The Fair Labor Standards Act, enacted in 1938, requires – among other things – employers to pay their employees overtime for every hour worked over 40 in a workweek; this rule does not apply to individuals who work as independent contractors (IC). Over time, the guidelines for distinguishing between employees and ICs have been tweaked, adapted and interpreted, resulting in many gray areas that can have costly repercussions for employers.
In trying to remove the gray, the Department of Labor (DOL) has proposed revisions to the “tests” the employer can apply to a working relationship to more accurately determine the status of the worker. Comments were solicited on the proposed rule and the comment period expired on October 26, 2020, so we expect a final decision on the IC guidelines in the coming months.
The DOL has proposed five factors, or tests, based on “the economic realities” of the relationship. The first two tests, characterized Core Factors, have more weight than the remaining three factors. Below is a brief discussion of the five factors but keep in mind that additional, important detail is contained in the 40-page Federal Register summary.
The Core Factors are:
- The nature and degree of the individual’s control over the work performed. When a worker “exercises substantial control over key aspects of the performance of the work,” he or she may be properly categorized as an IC. This can include aspects of work, such as determining the work schedule, choosing assignments, working with little or no supervision, and being able to work for others, including an employer’s competitors. Additionally, if the means, or instruments or implements, by which the worker completes the tasks are determined by the worker, the worker would tend to be classified as an IC.

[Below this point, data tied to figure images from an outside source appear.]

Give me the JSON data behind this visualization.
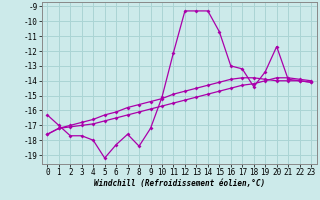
{
  "xlabel": "Windchill (Refroidissement éolien,°C)",
  "background_color": "#cceaea",
  "grid_color": "#aad4d4",
  "line_color": "#aa00aa",
  "x": [
    0,
    1,
    2,
    3,
    4,
    5,
    6,
    7,
    8,
    9,
    10,
    11,
    12,
    13,
    14,
    15,
    16,
    17,
    18,
    19,
    20,
    21,
    22,
    23
  ],
  "y_main": [
    -16.3,
    -17.0,
    -17.7,
    -17.7,
    -18.0,
    -19.2,
    -18.3,
    -17.6,
    -18.4,
    -17.2,
    -15.1,
    -12.1,
    -9.3,
    -9.3,
    -9.3,
    -10.7,
    -13.0,
    -13.2,
    -14.4,
    -13.4,
    -11.7,
    -13.9,
    -14.0,
    -14.1
  ],
  "y_trend1": [
    -17.6,
    -17.2,
    -17.1,
    -17.0,
    -16.9,
    -16.7,
    -16.5,
    -16.3,
    -16.1,
    -15.9,
    -15.7,
    -15.5,
    -15.3,
    -15.1,
    -14.9,
    -14.7,
    -14.5,
    -14.3,
    -14.2,
    -14.0,
    -13.8,
    -13.8,
    -13.9,
    -14.0
  ],
  "y_trend2": [
    -17.6,
    -17.2,
    -17.0,
    -16.8,
    -16.6,
    -16.3,
    -16.1,
    -15.8,
    -15.6,
    -15.4,
    -15.2,
    -14.9,
    -14.7,
    -14.5,
    -14.3,
    -14.1,
    -13.9,
    -13.8,
    -13.8,
    -13.9,
    -14.0,
    -14.0,
    -14.0,
    -14.1
  ],
  "ylim": [
    -19.6,
    -8.7
  ],
  "xlim": [
    -0.5,
    23.5
  ],
  "yticks": [
    -9,
    -10,
    -11,
    -12,
    -13,
    -14,
    -15,
    -16,
    -17,
    -18,
    -19
  ],
  "xticks": [
    0,
    1,
    2,
    3,
    4,
    5,
    6,
    7,
    8,
    9,
    10,
    11,
    12,
    13,
    14,
    15,
    16,
    17,
    18,
    19,
    20,
    21,
    22,
    23
  ],
  "tick_fontsize": 5.5,
  "xlabel_fontsize": 5.5
}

- The worker’s opportunity for profit or loss. The DOL is proposing a revision to its approach which analyzes, primarily, the worker’s investment in capital, such as tools, trucks or other equipment, as well as training or professional education, as part of the opportunity for profit or loss. Another aspect, which cannot be considered alone, is whether the worker exercises personal initiative, including managerial skill or business acumen.
The gist of these two Core Factors is whether, as a matter of economic reality, the individual is economically dependent on the potential employer for work. The remaining three factors below can serve as additional guidance for employer analysis but are secondary to the two Core Factors.
- The “Skill Required” Factor. The proposed new rule would require that if the work at issue requires specialized training or skill that the employer does not provide, this weighs in favor of IC classification.
- The ‘‘Permanence of the Working Relationship’’ Factor. ‘The degree of permanence of the working relationship between the individual and the employer is an economic reality factor under the proposed new rule.
‘Permanence of the relationship’ speaks to the continuity and duration of the relationship or length of time that a worker works for a single employer. Relationships with defined duration lean toward IC status since employment relationships are, by design, indefinite in duration or continuous. An important side-note is that the seasonal nature of some jobs does not necessarily suggest IC status, especially where the worker’s position is permanent for the duration of the relevant season and where the worker has done the same work for multiple seasons.
- The ‘‘Integrated Unit’’ Factor. If the work performed by a worker is integral to the employer’s business, it is more likely that the worker is economically dependent on the employer and less likely that the worker is in business for himself or herself. Additionally, if a worker’s tasks are the same as, or the worker’s tasks cannot be distinguished from, the tasks of acknowledged employees, that will tend to indicate employee status.
The revised DOL tests have great implications for employers who may have misclassified workers and may be operating outside the wage and hour laws. We strongly suggest that all employers: 1) read and understand the DOL’s proposed rule changes, 2) begin a review of worker relationships, using CCG’s abbreviated tool, to assess if you have misclassified workers, and 3) consult with a certified Human Resources professional or employment attorney. Do this now so you can start 2021 on the right foot and not looking over your shoulder.